I'm trying to make pileup files using samtools
from two files, File1 and File2.
I have split up File1 and File2 by chromosome, resulting in having 44 files named following the format:
chr${c}.${TISSUE}_run1_en2hic_PE1.bam.sorted.bam.breaks_COL1_and_COL2_ONLY
where ${c} is a number between 1 and 22, and $TISSUE is either colon or muscle--22 chromosomes for colon, and 22 for muscle. I.e.; chr1.colon_run1_en2hic_PE1.bam.sorted.bam.breaks_COL1_and_COL2_ONLY chr2.colon_run1_en2hic_PE1.bam.sorted.bam.breaks_COL1_and_COL2_ONLY
.
.
.
chr22.colon_run1_en2hic_PE1.bam.sorted.bam.breaks_COL1_and_COL2_ONLY
chr1.muscle_run1_en2hic_PE1.bam.sorted.bam.breaks_COL1_and_COL2_ONLY
.
.
.
These files consist of two columns, the first just shows the chromosome number, and the second column is a position on that chromosome.

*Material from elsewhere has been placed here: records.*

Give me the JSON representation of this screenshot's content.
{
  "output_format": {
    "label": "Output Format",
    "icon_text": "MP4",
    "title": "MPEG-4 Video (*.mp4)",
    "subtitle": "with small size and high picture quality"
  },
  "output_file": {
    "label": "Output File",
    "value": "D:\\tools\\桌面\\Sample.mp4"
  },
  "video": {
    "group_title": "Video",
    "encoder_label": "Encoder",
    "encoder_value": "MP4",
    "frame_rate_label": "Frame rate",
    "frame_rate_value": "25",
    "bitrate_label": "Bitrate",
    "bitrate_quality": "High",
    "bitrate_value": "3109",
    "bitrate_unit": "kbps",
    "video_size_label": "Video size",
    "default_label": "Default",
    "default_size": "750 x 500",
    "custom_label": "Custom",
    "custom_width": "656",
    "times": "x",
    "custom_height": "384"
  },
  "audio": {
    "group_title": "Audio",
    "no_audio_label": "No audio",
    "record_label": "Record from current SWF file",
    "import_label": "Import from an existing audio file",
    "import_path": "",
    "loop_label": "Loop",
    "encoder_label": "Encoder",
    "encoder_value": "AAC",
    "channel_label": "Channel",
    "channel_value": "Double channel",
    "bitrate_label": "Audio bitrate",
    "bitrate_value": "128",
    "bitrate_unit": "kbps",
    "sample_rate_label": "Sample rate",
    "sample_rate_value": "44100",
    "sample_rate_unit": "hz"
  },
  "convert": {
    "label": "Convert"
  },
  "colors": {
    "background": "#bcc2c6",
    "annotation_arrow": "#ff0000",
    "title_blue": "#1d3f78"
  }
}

I.e.;
head chr2.colon_run1_en2hic_PE1.bam.sorted.bam.breaks_COL1_and_COL2_ONLY
chr2 103977
chr2 112051
chr2 126199
chr2 146288
chr2 147797
chr2 147822
chr2 148548
chr2 148525
chr2 158189
chr2 158188
For each row in the file (for example, "chr2.colon_run1_en2hic_PE1.bam.sorted.bam.breaks_COL1_and_COL2_ONLY"
), I need to take the position, call it 'x', from column 2, and use it to get a range of a-b
, where a=x-5
and b=x+5
. I'll then plug those values into the following script:
samtools mpileup -f [REFERENCE GENOME] File1 File2 -r chr${c}:a-b
For example, suppose I'm looking at chromosome 2, position 103977 (row 1 above). Then my script would be
samtools mpileup -f [REFERENCE GENOME] File1 File2 -r chr2:103972-103982
So basically, it's a loop within a loop within a loop. Something like,
for t in $(colon, muscle)
do
for c in $seq (1 22)
do
for item (or maybe row?) in
chr${c}.${t}_run1_en2hic_PE1.bam.sorted.bam.breaks_COL1_and_COL2_ONLY
do
awk '{print $2}' | something something something
x= position in col 2, a=x-5 b=x+5
samtools mpileup -f [REFERENCE GENOME] File1 File2 -r chr${c}:a-b
done
done
done
...
Thanks in advance. I'm brand new to working with Linux and I have essentially no computer science training.